In-case of di-electrics the FR don't change much over the visible spectrum. However we can see color. The possible explanation is that the color in case of di-electrics comes from within the surface. That is, there are no such electrons present at the "interface" that absorb certain frequencies. Else we would have seen different FR for different wavelengths. The electrons absorbing wavelengths of certain frequencies come from within the surface, like pigments lying inside a liquid. Hence for di-electrics FR is not really linked to the concept of electrons absorbing certain frequencies imo.

This makes sense to me as colored metals (gold, copper) tint the reflections with their color.
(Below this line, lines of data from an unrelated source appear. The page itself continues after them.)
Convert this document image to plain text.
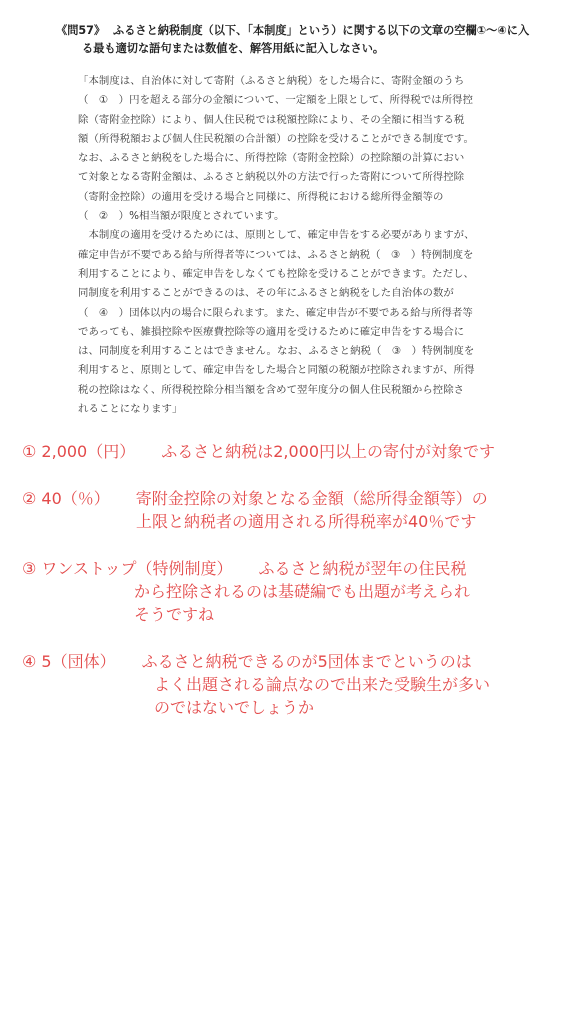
《問57》 ふるさと納税制度（以下、「本制度」という）に関する以下の文章の空欄①〜④に入
る最も適切な語句または数値を、解答用紙に記入しなさい。

「本制度は、自治体に対して寄附（ふるさと納税）をした場合に、寄附金額のうち

（　①　）円を超える部分の金額について、一定額を上限として、所得税では所得控

除（寄附金控除）により、個人住民税では税額控除により、その全額に相当する税

額（所得税額および個人住民税額の合計額）の控除を受けることができる制度です。

なお、ふるさと納税をした場合に、所得控除（寄附金控除）の控除額の計算におい

て対象となる寄附金額は、ふるさと納税以外の方法で行った寄附について所得控除

（寄附金控除）の適用を受ける場合と同様に、所得税における総所得金額等の

（　②　）%相当額が限度とされています。

　本制度の適用を受けるためには、原則として、確定申告をする必要がありますが、

確定申告が不要である給与所得者等については、ふるさと納税（　③　）特例制度を

利用することにより、確定申告をしなくても控除を受けることができます。ただし、

同制度を利用することができるのは、その年にふるさと納税をした自治体の数が

（　④　）団体以内の場合に限られます。また、確定申告が不要である給与所得者等

であっても、雑損控除や医療費控除等の適用を受けるために確定申告をする場合に

は、同制度を利用することはできません。なお、ふるさと納税（　③　）特例制度を

利用すると、原則として、確定申告をした場合と同額の税額が控除されますが、所得

税の控除はなく、所得税控除分相当額を含めて翌年度分の個人住民税額から控除さ

れることになります」

① 2,000（円） ふるさと納税は2,000円以上の寄付が対象です
② 40（％） 寄附金控除の対象となる金額（総所得金額等）の
上限と納税者の適用される所得税率が40％です
③ ワンストップ（特例制度） ふるさと納税が翌年の住民税
から控除されるのは基礎編でも出題が考えられ
そうですね
④ 5（団体） ふるさと納税できるのが5団体までというのは
よく出題される論点なので出来た受験生が多い
のではないでしょうか
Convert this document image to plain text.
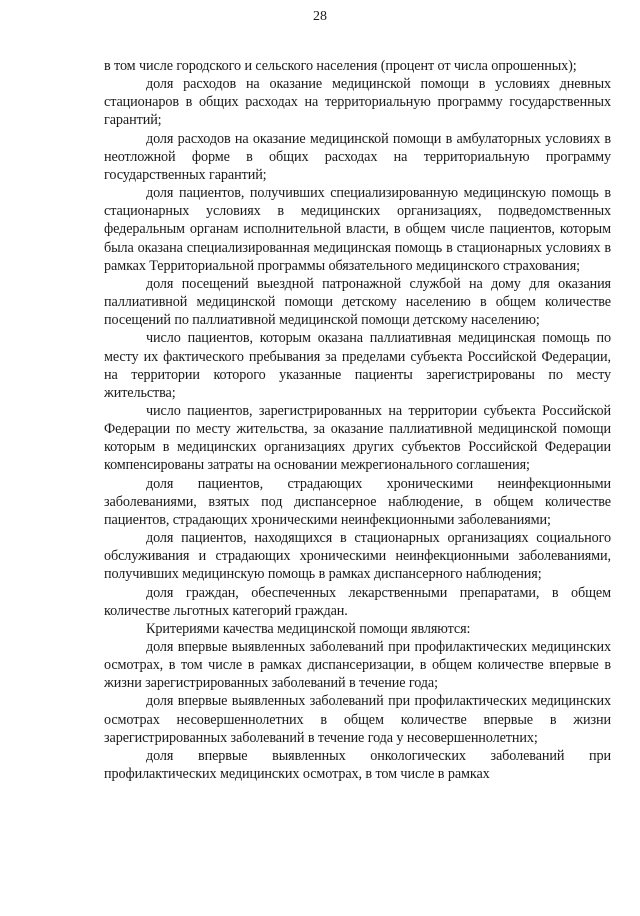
28

в том числе городского и сельского населения (процент от числа опрошенных);

доля расходов на оказание медицинской помощи в условиях дневных стационаров в общих расходах на территориальную программу государственных гарантий;

доля расходов на оказание медицинской помощи в амбулаторных условиях в неотложной форме в общих расходах на территориальную программу государственных гарантий;

доля пациентов, получивших специализированную медицинскую помощь в стационарных условиях в медицинских организациях, подведомственных федеральным органам исполнительной власти, в общем числе пациентов, которым была оказана специализированная медицинская помощь в стационарных условиях в рамках Территориальной программы обязательного медицинского страхования;

доля посещений выездной патронажной службой на дому для оказания паллиативной медицинской помощи детскому населению в общем количестве посещений по паллиативной медицинской помощи детскому населению;

число пациентов, которым оказана паллиативная медицинская помощь по месту их фактического пребывания за пределами субъекта Российской Федерации, на территории которого указанные пациенты зарегистрированы по месту жительства;

число пациентов, зарегистрированных на территории субъекта Российской Федерации по месту жительства, за оказание паллиативной медицинской помощи которым в медицинских организациях других субъектов Российской Федерации компенсированы затраты на основании межрегионального соглашения;

доля пациентов, страдающих хроническими неинфекционными заболеваниями, взятых под диспансерное наблюдение, в общем количестве пациентов, страдающих хроническими неинфекционными заболеваниями;

доля пациентов, находящихся в стационарных организациях социального обслуживания и страдающих хроническими неинфекционными заболеваниями, получивших медицинскую помощь в рамках диспансерного наблюдения;

доля граждан, обеспеченных лекарственными препаратами, в общем количестве льготных категорий граждан.

Критериями качества медицинской помощи являются:

доля впервые выявленных заболеваний при профилактических медицинских осмотрах, в том числе в рамках диспансеризации, в общем количестве впервые в жизни зарегистрированных заболеваний в течение года;

доля впервые выявленных заболеваний при профилактических медицинских осмотрах несовершеннолетних в общем количестве впервые в жизни зарегистрированных заболеваний в течение года у несовершеннолетних;

доля впервые выявленных онкологических заболеваний при профилактических медицинских осмотрах, в том числе в рамках
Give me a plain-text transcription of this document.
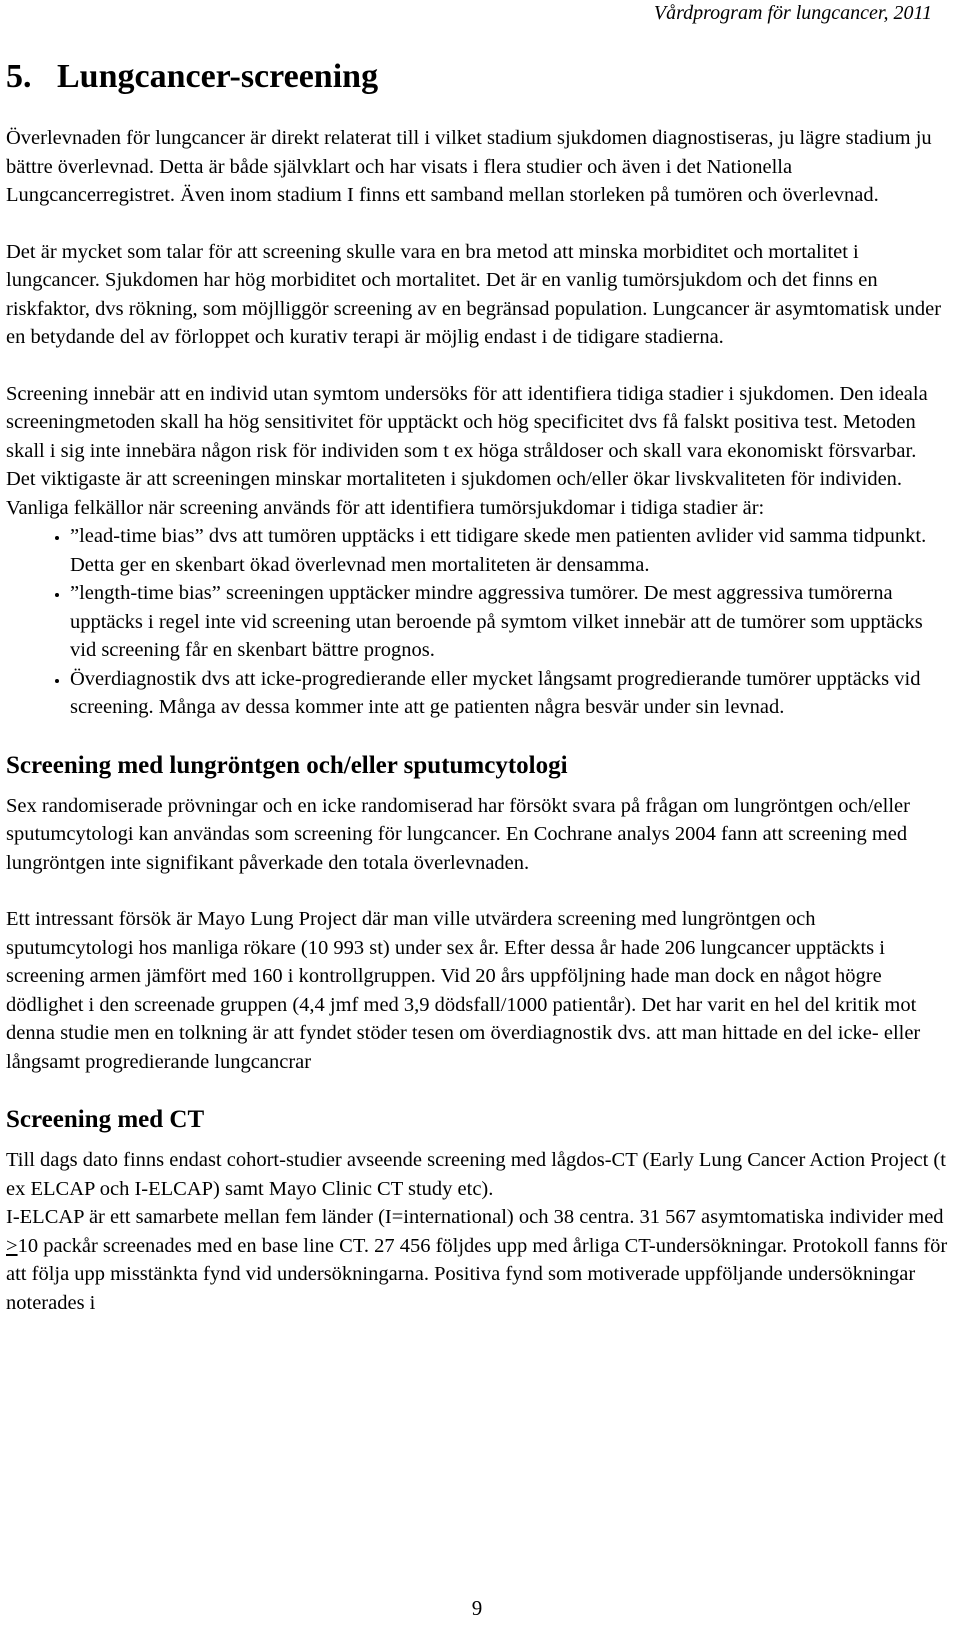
Vårdprogram för lungcancer, 2011
5.   Lungcancer-screening

Överlevnaden för lungcancer är direkt relaterat till i vilket stadium sjukdomen diagnostiseras, ju lägre stadium ju bättre överlevnad. Detta är både självklart och har visats i flera studier och även i det Nationella Lungcancerregistret. Även inom stadium I finns ett samband mellan storleken på tumören och överlevnad.

Det är mycket som talar för att screening skulle vara en bra metod att minska morbiditet och mortalitet i lungcancer. Sjukdomen har hög morbiditet och mortalitet. Det är en vanlig tumörsjukdom och det finns en riskfaktor, dvs rökning, som möjlliggör screening av en begränsad population. Lungcancer är asymtomatisk under en betydande del av förloppet och kurativ terapi är möjlig endast i de tidigare stadierna.

Screening innebär att en individ utan symtom undersöks för att identifiera tidiga stadier i sjukdomen. Den ideala screeningmetoden skall ha hög sensitivitet för upptäckt och hög specificitet dvs få falskt positiva test. Metoden skall i sig inte innebära någon risk för individen som t ex höga stråldoser och skall vara ekonomiskt försvarbar. Det viktigaste är att screeningen minskar mortaliteten i sjukdomen och/eller ökar livskvaliteten för individen. Vanliga felkällor när screening används för att identifiera tumörsjukdomar i tidiga stadier är:

• ”lead-time bias” dvs att tumören upptäcks i ett tidigare skede men patienten avlider vid samma tidpunkt. Detta ger en skenbart ökad överlevnad men mortaliteten är densamma.
• ”length-time bias” screeningen upptäcker mindre aggressiva tumörer. De mest aggressiva tumörerna upptäcks i regel inte vid screening utan beroende på symtom vilket innebär att de tumörer som upptäcks vid screening får en skenbart bättre prognos.
• Överdiagnostik dvs att icke-progredierande eller mycket långsamt progredierande tumörer upptäcks vid screening. Många av dessa kommer inte att ge patienten några besvär under sin levnad.
Screening med lungröntgen och/eller sputumcytologi

Sex randomiserade prövningar och en icke randomiserad har försökt svara på frågan om lungröntgen och/eller sputumcytologi kan användas som screening för lungcancer. En Cochrane analys 2004 fann att screening med lungröntgen inte signifikant påverkade den totala överlevnaden.

Ett intressant försök är Mayo Lung Project där man ville utvärdera screening med lungröntgen och sputumcytologi hos manliga rökare (10 993 st) under sex år. Efter dessa år hade 206 lungcancer upptäckts i screening armen jämfört med 160 i kontrollgruppen. Vid 20 års uppföljning hade man dock en något högre dödlighet i den screenade gruppen (4,4 jmf med 3,9 dödsfall/1000 patientår). Det har varit en hel del kritik mot denna studie men en tolkning är att fyndet stöder tesen om överdiagnostik dvs. att man hittade en del icke- eller långsamt progredierande lungcancrar

Screening med CT

Till dags dato finns endast cohort-studier avseende screening med lågdos-CT (Early Lung Cancer Action Project (t ex ELCAP och I-ELCAP) samt Mayo Clinic CT study etc).

I-ELCAP är ett samarbete mellan fem länder (I=international) och 38 centra. 31 567 asymtomatiska individer med >10 packår screenades med en base line CT. 27 456 följdes upp med årliga CT-undersökningar. Protokoll fanns för att följa upp misstänkta fynd vid undersökningarna. Positiva fynd som motiverade uppföljande undersökningar noterades i

9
However certain di-electrics don't such as a polished marble floor. The reason for that again is that in case of metals the cause of color i.e. absorption by electrons occurs directly on the surface. The reflected light thus has a different composition for R,G,B giving us the tint. However for di-electrics the cause of color lies beneath the surface. Hence the reflection is non-tinted.

Thus simply stating for metals FR is the same as the albedo/color of the surface. For non-metals or di-electrics FR is different from the albedo/color and just defines the amount of specular reflection.

2) The proper way would surely be to use a BRDF with both diffuse and specular components since diffuse surfaces reflect greatly at near-grazing angles.

3) Still don't know about this. It might be baked in or not. What I do know is that the diffuse component should surely get lesser and specular component larger as angle increases to 90.

Another interesting point to note is that the basic Fresnel Equations apply for transparent and Flat surfaces. For metals we have complex IOR making the equations a little more complex. Sebastian Lagarde did a comparison here. Fresnel equations don't apply to rough surfaces but for microfacet models where we assume each facet to be perfectly specular we can maybe. Either way they are a good way to approximate the behaviour for increasing reflection near 90 degrees.